Brownfield’s Weekly Commodity update featuring former OSU Extension Ag Economist Ben Brown. This week Will and Ben look at Brazil’s progress in the sustainable aviation fuel sector.
This Week’s Topics:
- Market recap
- Wheat rally
- Weekend Russian attacks
- U.S. weather impacts
- Planting progress
- Brazil’s delivery of SAFs to U.S.
- Reports to watch
Market recap (Changes on week as of Monday’s close):
- May 2024 corn up $.08 at $4.39
- December 2024 corn up $.03 at $4.72
- May 2024 soybeans up $.03 at $11.61
- November 2024 soybeans up $.04 at $11.71
- May soybean oil up 0.19 cents at 45.66 cents/lb
- May soybean meal up $5.80 at $344.30/short ton
- May 2024 wheat up $.19 at $5.70
- July 2024 wheat up $.20 at $5.87
- May WTI Crude Oil down $2.87 at $82.01/barrel
Weekly Highlights
- Consumer retail sales rose 0.7% in March and outlays in February were also stronger than previously reported, indicating the economy got a boost from consumer spending in the first quarter.
- US crude oil stocks excluding the strategic petroleum reserve were up another 115 million gallons from the week prior.
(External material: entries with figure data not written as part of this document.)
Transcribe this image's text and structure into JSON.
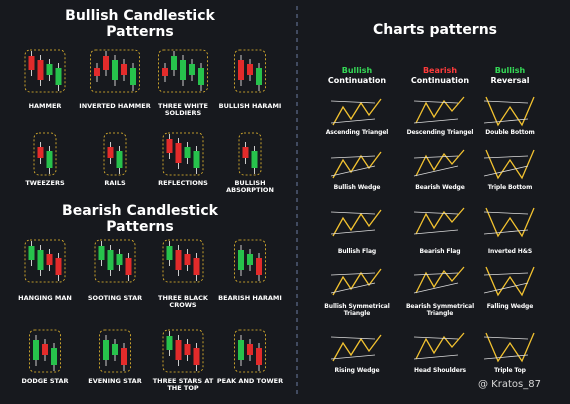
{
  "bullish_candles": {
    "title": "Bullish Candlestick Patterns",
    "items": [
      "HAMMER",
      "INVERTED HAMMER",
      "THREE WHITE SOLDIERS",
      "BULLISH HARAMI",
      "TWEEZERS",
      "RAILS",
      "REFLECTIONS",
      "BULLISH ABSORPTION"
    ]
  },
  "bearish_candles": {
    "title": "Bearish Candlestick Patterns",
    "items": [
      "HANGING MAN",
      "SOOTING STAR",
      "THREE BLACK CROWS",
      "BEARISH HARAMI",
      "DODGE STAR",
      "EVENING STAR",
      "THREE STARS AT THE TOP",
      "PEAK AND TOWER"
    ]
  },
  "chart_patterns": {
    "title": "Charts patterns",
    "columns": [
      {
        "tag": "Bullish",
        "label": "Continuation"
      },
      {
        "tag": "Bearish",
        "label": "Continuation"
      },
      {
        "tag": "Bullish",
        "label": "Reversal"
      }
    ],
    "items": [
      "Ascending Triangel",
      "Descending Triangel",
      "Double Bottom",
      "Bullish Wedge",
      "Bearish Wedge",
      "Triple Bottom",
      "Bullish Flag",
      "Bearish Flag",
      "Inverted H&S",
      "Bullish Symmetrical Triangle",
      "Bearish Symmetrical Triangle",
      "Falling Wedge",
      "Rising Wedge",
      "Head Shoulders",
      "Triple Top"
    ]
  },
  "watermark": "@ Kratos_87"
}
Crude oil stocks have increased 628 gallons over the past month. Conversely, US gasoline and distillate stocks were down 48 and 116 million gallons respectively. On the lower gasoline stocks- the average regular gasoline price was up 4 cents week over week.
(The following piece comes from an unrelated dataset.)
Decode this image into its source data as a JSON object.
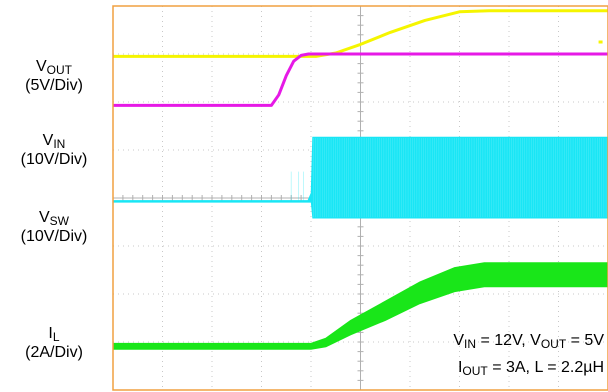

- Ethanol production pulled back sharply to 289 million gallons- down 21 million from the week prior as several plants took scheduled maintenance. Ethanol stocks levels decreased 5 million gallons but remain at relatively large levels.
- Open interest of Chicago grains and oilseeds was down for wheats (-1.9%), corn (-1.7%), soybean meal (-0.4%), cotton (-19.6%) and rice (-77%) while being up slightly for soybeans (+5.8%) and soybean oil (+3.8%).
- Managed money traders continued to expand their short positions of corn (16,016 contracts) soybeans (28,565 contracts) and Chicago wheat (14,455 contracts). Corn and soybean managed money contracts pulled back from their record short positions but are rebuilding them again.
- USDA’s Cattle on Feed Report showed all cattle on feed as of April 1 at 11.821 head or 101.5% of last year but below the 102.1% trade estimate. March cattle placements at 87.7% of last year were well below the 93.0% trade estimate with marketings of 86.3% year over year- down from a 88.1% expectation.
- Export sales for the most recent week were neutral to bearish with corn sales of 19.7 million bushels only slightly better than the marketing year low set the week prior of 12.8 million. Soybean sales made a counter seasonal move of 17.8 million bushels. There were net cancelations of 0.1 and 3.4 million bushels of grain sorghum and wheat respectively.
- Export inspections were supportive to corn and grain sorghum while neutral to soybeans and wheat. Reported corn inspections of 63.9 million bushels were the largest of the marketing year and highest weekly volume in nearly 2 years.
- National corn planting progress doubled again this week to 12% complete- ahead of 10% on average. Soybean planting rose from 3% to 8%- double the five-year average. Of states reporting plantings- most states are ahead of average.
- The winter wheat conditions rating dropped a surprising 10 points to 336 (a perfect score is 500). However, this remains well ahead of 270 this time last year.